The IRS intends to issue regulations under Sec. 721(c) to ensure that a U.S. person recognizes gain either immediately or periodically when it transfers certain property to a partnership that has foreign partners related to the transferor (Notice 2015-54). The IRS also intends to issue regulations under Secs. 482 and 6662 that will apply to controlled transactions involving partnerships to ensure those transactions are appropriately valued. And when the regulations are issued, the IRS intends for them to generally apply to transfers occurring on or after Aug. 6, 2015.
The IRS wants to issue these rules because it is aware that certain taxpayers purport to be able to contribute, consistently with Secs. 704(b) (which requires partnership allocations to have substantial economic effect), 704(c) (which provides rules for allocation of gain or loss for property contributed to a partnership), and 482 (which permits the IRS to allocate amounts reported by related taxpayers), property to a partnership that allocates the income or gain from the contributed property to related foreign partners that are not subject to U.S. tax. Many of these taxpayers choose a Sec. 704(c) method other than the remedial allocation method, or use valuation techniques that are inconsistent with the Sec. 482 arm’s-length standard.

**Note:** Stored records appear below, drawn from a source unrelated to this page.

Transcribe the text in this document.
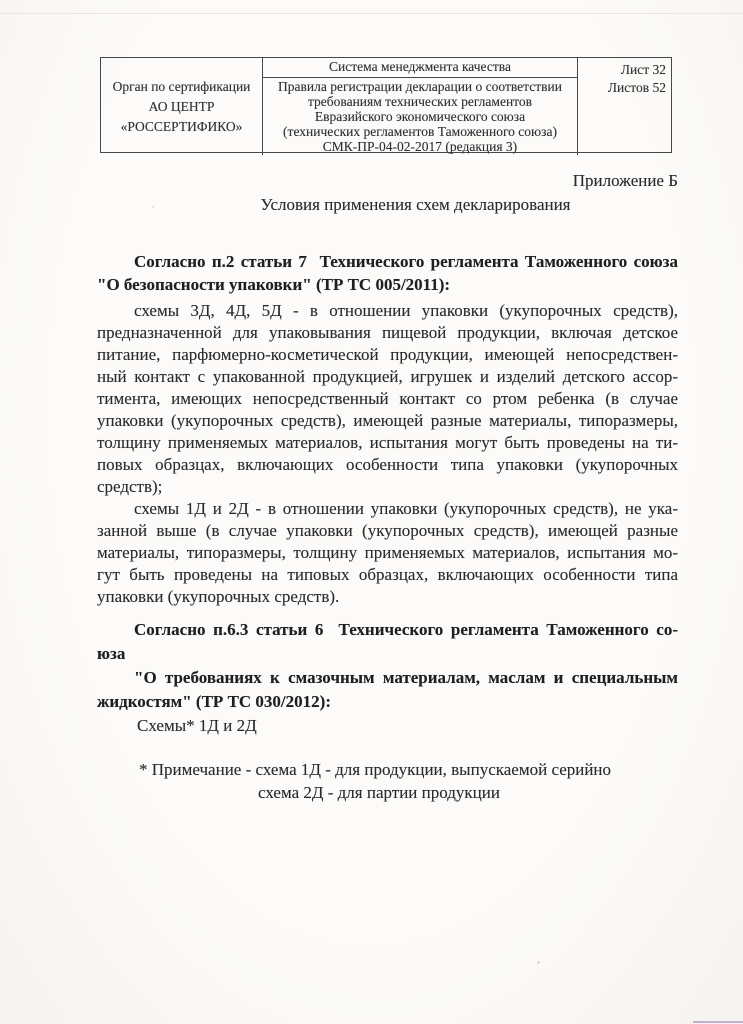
Орган по сертификации
АО ЦЕНТР
«РОССЕРТИФИКО»
Система менеджмента качества
Правила регистрации декларации о соответствии
требованиям технических регламентов
Евразийского экономического союза
(технических регламентов Таможенного союза)
СМК-ПР-04-02-2017 (редакция 3)
Лист 32
Листов 52
Приложение Б
Условия применения схем декларирования
Согласно п.2 статьи 7  Технического регламента Таможенного союза
"О безопасности упаковки" (ТР ТС 005/2011):
схемы 3Д, 4Д, 5Д - в отношении упаковки (укупорочных средств),
предназначенной для упаковывания пищевой продукции, включая детское
питание, парфюмерно-косметической продукции, имеющей непосредствен-
ный контакт с упакованной продукцией, игрушек и изделий детского ассор-
тимента, имеющих непосредственный контакт со ртом ребенка (в случае
упаковки (укупорочных средств), имеющей разные материалы, типоразмеры,
толщину применяемых материалов, испытания могут быть проведены на ти-
повых образцах, включающих особенности типа упаковки (укупорочных
средств);
схемы 1Д и 2Д - в отношении упаковки (укупорочных средств), не ука-
занной выше (в случае упаковки (укупорочных средств), имеющей разные
материалы, типоразмеры, толщину применяемых материалов, испытания мо-
гут быть проведены на типовых образцах, включающих особенности типа
упаковки (укупорочных средств).
Согласно п.6.3 статьи 6  Технического регламента Таможенного со-
юза
"О требованиях к смазочным материалам, маслам и специальным
жидкостям" (ТР ТС 030/2012):
Схемы* 1Д и 2Д
* Примечание - схема 1Д - для продукции, выпускаемой серийно
схема 2Д - для партии продукции
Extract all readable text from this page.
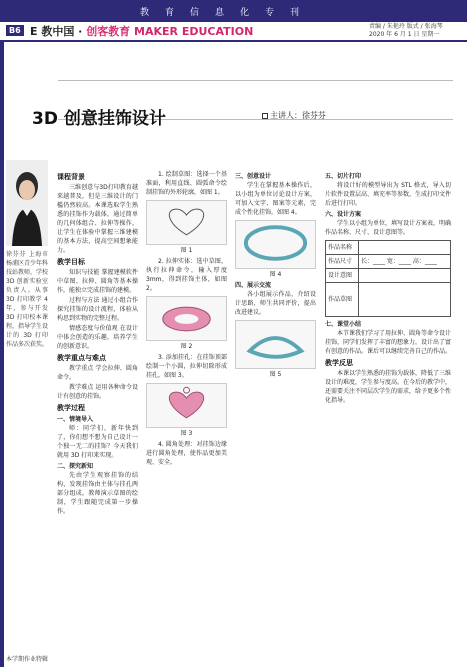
教育信息化专刊
B6 E 教中国 · 创客教育 MAKER EDUCATION	责编 / 朱艳玲 版式 / 张海琴
2020 年 6 月 1 日 星期一
3D 创意挂饰设计	主讲人：徐芬芬
徐芬芬 上海市杨浦区青少年科技站教师，学校 3D 创新实验室负责人。从事 3D 打印教学 4 年，参与开发 3D 打印校本课程，指导学生设计的 3D 打印作品多次获奖。
本学期作业特辑
课程背景
三维创意与3D打印教育越来越普及，但是三维设计的门槛仍然较高。本课选取学生熟悉的挂饰作为载体，通过简单的几何体组合、拉伸等操作，让学生在体验中掌握三维建模的基本方法，提高空间想象能力。
教学目标
知识与技能 掌握建模软件中草图、拉伸、圆角等基本操作，能独立完成挂饰的建模。
过程与方法 通过小组合作探究挂饰的设计流程，体验从构思到实物的完整过程。
情感态度与价值观 在设计中体会创造的乐趣，培养学生的创新意识。
教学重点与难点
教学重点 学会拉伸、圆角命令。
教学难点 运用各种命令设计有创意的挂饰。
教学过程
一、情境导入
师：同学们，新年快到了，你们想不想为自己设计一个独一无二的挂饰？今天我们就用 3D 打印来实现。
二、探究新知
先由学生观察挂饰的结构，发现挂饰由主体与挂孔两部分组成。教师演示草图的绘制，学生跟随完成第一步操作。
1. 绘制草图：选择一个基准面，利用直线、圆弧命令绘制挂饰的外形轮廓，如图 1。
图 1
2. 拉伸实体：选中草图，执行拉伸命令，输入厚度 3mm，得到挂饰主体，如图 2。
图 2
3. 添加挂孔：在挂饰顶部绘制一个小圆，拉伸切除形成挂孔，如图 3。
图 3
4. 圆角处理：对挂饰边缘进行圆角处理，使作品更加美观、安全。
三、创意设计
学生在掌握基本操作后，以小组为单位讨论设计方案，可加入文字、图案等元素，完成个性化挂饰，如图 4。
图 4
四、展示交流
各小组展示作品，介绍设计思路，师生共同评价，提出改进建议。
图 5
五、切片打印
将设计好的模型导出为 STL 格式，导入切片软件设置层高、填充率等参数，生成打印文件后进行打印。
六、设计方案
学生以小组为单位，填写设计方案表，明确作品名称、尺寸、设计意图等。
作品名称	
作品尺寸	长：____ 宽：____ 高：____
设计意图	
作品草图	
七、课堂小结
本节课我们学习了用拉伸、圆角等命令设计挂饰，同学们发挥了丰富的想象力，设计出了富有创意的作品。课后可以继续完善自己的作品。
教学反思
本课以学生熟悉的挂饰为载体，降低了三维设计的难度，学生参与度高。在今后的教学中，还需要关注不同层次学生的需求，给予更多个性化指导。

In the notice, the IRS explained that no regulation currently requires a U.S. person that transfers appreciated property to a foreign partnership to recognize gain, as is the case with transfers to foreign corporations. So the notice contains rules that will be issued as regulations. Under the new rules, Sec. 721(a), which provides nonrecognition treatment for transfers to a partnership will not apply unless the partnership adopts the gain deferral method. That method requires the partnership to adopt the Regs. Sec. 1.704-3(d) remedial allocation method for any built-in gain for all Sec. 721(c) property contributed to the partnership by a U.S. transferor and all related U.S. transferors.
The rules also require, during any tax year in which there is remaining built-in gain for this property, the partnership to allocate all Sec. 704(b) items of income, gain, loss, and deduction for that property in the same proportion. In addition, the partnership must satisfy the reporting requirements in the notice. The U.S. transferor must recognize built-in gain on the property if an acceleration event, as described in the notice, occurs. The gain deferral method must be adopted for all Sec. 721(c) property later contributed to the partnership by the U.S. transferor and all related persons until the earlier of the dates described in the notice.
In addition, the IRS is addressing a practice that certain taxpayers may be using to value property contributed to partnerships, or the property or services involved in related controlled transactions, contrary to Sec. 482, resulting in partnership interests or consideration received in related controlled transactions being incorrectly valued. This reduces the amount of income or gain allocated to U.S. partners. For example, a partnership agreement might provide a domestic partner with a fixed preferred interest in exchange for the contribution of an intangible that is assigned a value that is inappropriately low, while specially allocating a greater share of the income from the intangible to a related foreign partner.
Because the IRS faces administrative challenges when it must make adjustments years after a transaction occurred and taxpayers have better access to this information, the IRS intends to amend the Sec. 482 rules so they apply to controlled transactions involving partnerships.
The rules in the notice, except for the reporting requirements and the Sec. 482 rules, will apply to transfers occurring on or after Aug. 6, 2015, and to certain transfers before then resulting from entity-classification elections. The reporting requirements and Sec. 482 regulations will apply to transfers and transactions occurring after those regulations are published.